The following are the key features of the scheme:
- UDAN is an innovative scheme to develop the regional aviation market.
- It is a market-based mechanism in which airlines bid for seat subsidies.
- The scheme is a component of the National Civil Aviation Policy (NCAP) which was released in 2016.
- Under this scheme, half of the seats on the plane will be capped at ₹2,500 per hour’s flight.
- As per the scheme, the Centre will subsidise the losses incurred by airlines flying out of dormant airports to help airlines charge ₹2,500 for an hour’s flight to passengers.
- Under the scheme, an operator is entitled to receive viability gap funding if a fixed number of seats on the flight are sold at a fare of up to ₹2,500.
- Among the commitments of the States are:
- To make sufficient land available
- Ensure adequate security
- Provide essential services at concessional rates for the airports or air strips
- The Centre would like the States to provide minimum land, free of cost, for development of the RCS airports. The States will have to bear 20% towards VGF. The share will be 10% for North Eastern States and Union Territories.
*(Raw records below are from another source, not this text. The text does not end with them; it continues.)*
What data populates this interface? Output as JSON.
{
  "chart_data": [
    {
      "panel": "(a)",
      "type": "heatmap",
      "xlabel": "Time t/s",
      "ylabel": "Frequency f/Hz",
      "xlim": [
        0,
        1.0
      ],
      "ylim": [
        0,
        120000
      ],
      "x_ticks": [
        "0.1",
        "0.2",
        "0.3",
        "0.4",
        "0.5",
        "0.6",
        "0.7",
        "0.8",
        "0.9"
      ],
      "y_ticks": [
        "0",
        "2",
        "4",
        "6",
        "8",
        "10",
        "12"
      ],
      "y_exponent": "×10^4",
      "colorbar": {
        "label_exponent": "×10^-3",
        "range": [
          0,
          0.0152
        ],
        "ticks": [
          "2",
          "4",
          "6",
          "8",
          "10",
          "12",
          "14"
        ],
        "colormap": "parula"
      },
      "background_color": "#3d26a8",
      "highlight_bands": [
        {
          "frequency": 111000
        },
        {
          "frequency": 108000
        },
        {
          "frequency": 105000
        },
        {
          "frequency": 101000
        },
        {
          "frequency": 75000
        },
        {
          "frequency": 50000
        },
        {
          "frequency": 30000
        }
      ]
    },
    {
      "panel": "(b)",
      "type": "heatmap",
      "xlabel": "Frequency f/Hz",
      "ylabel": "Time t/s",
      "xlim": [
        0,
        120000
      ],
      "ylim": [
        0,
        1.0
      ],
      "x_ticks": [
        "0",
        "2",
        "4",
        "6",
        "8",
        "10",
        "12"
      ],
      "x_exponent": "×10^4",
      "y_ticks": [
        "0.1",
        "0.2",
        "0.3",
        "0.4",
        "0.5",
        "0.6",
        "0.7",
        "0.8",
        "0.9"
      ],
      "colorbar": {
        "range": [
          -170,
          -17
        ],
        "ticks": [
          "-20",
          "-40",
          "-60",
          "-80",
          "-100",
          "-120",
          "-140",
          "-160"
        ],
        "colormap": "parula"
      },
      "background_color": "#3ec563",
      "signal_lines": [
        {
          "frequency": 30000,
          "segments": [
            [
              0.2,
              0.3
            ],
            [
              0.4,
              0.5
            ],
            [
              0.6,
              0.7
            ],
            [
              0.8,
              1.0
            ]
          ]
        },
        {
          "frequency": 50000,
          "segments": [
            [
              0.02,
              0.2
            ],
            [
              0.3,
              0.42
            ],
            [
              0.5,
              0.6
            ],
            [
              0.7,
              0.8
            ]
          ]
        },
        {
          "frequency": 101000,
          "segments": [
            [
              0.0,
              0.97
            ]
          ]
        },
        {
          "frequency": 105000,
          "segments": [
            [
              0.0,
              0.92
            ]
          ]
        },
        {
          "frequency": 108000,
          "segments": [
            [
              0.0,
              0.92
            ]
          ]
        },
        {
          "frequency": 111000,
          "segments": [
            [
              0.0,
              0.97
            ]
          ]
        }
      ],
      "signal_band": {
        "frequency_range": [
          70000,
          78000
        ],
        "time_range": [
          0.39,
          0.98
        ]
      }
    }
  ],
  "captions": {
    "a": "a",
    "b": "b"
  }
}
- Government will provide subsidy to airlines for first three years of operations when they will have exclusive flying rights on the selected routes.
- This first-of-its-kind scheme globally will create affordable yet economically viable and profitable flights on regional routes so that flying becomes affordable to the common man even in small towns.
- This scheme will stimulate growth in the regional aviation market and will connect underserved and unserved airports that really didn’t have flight services.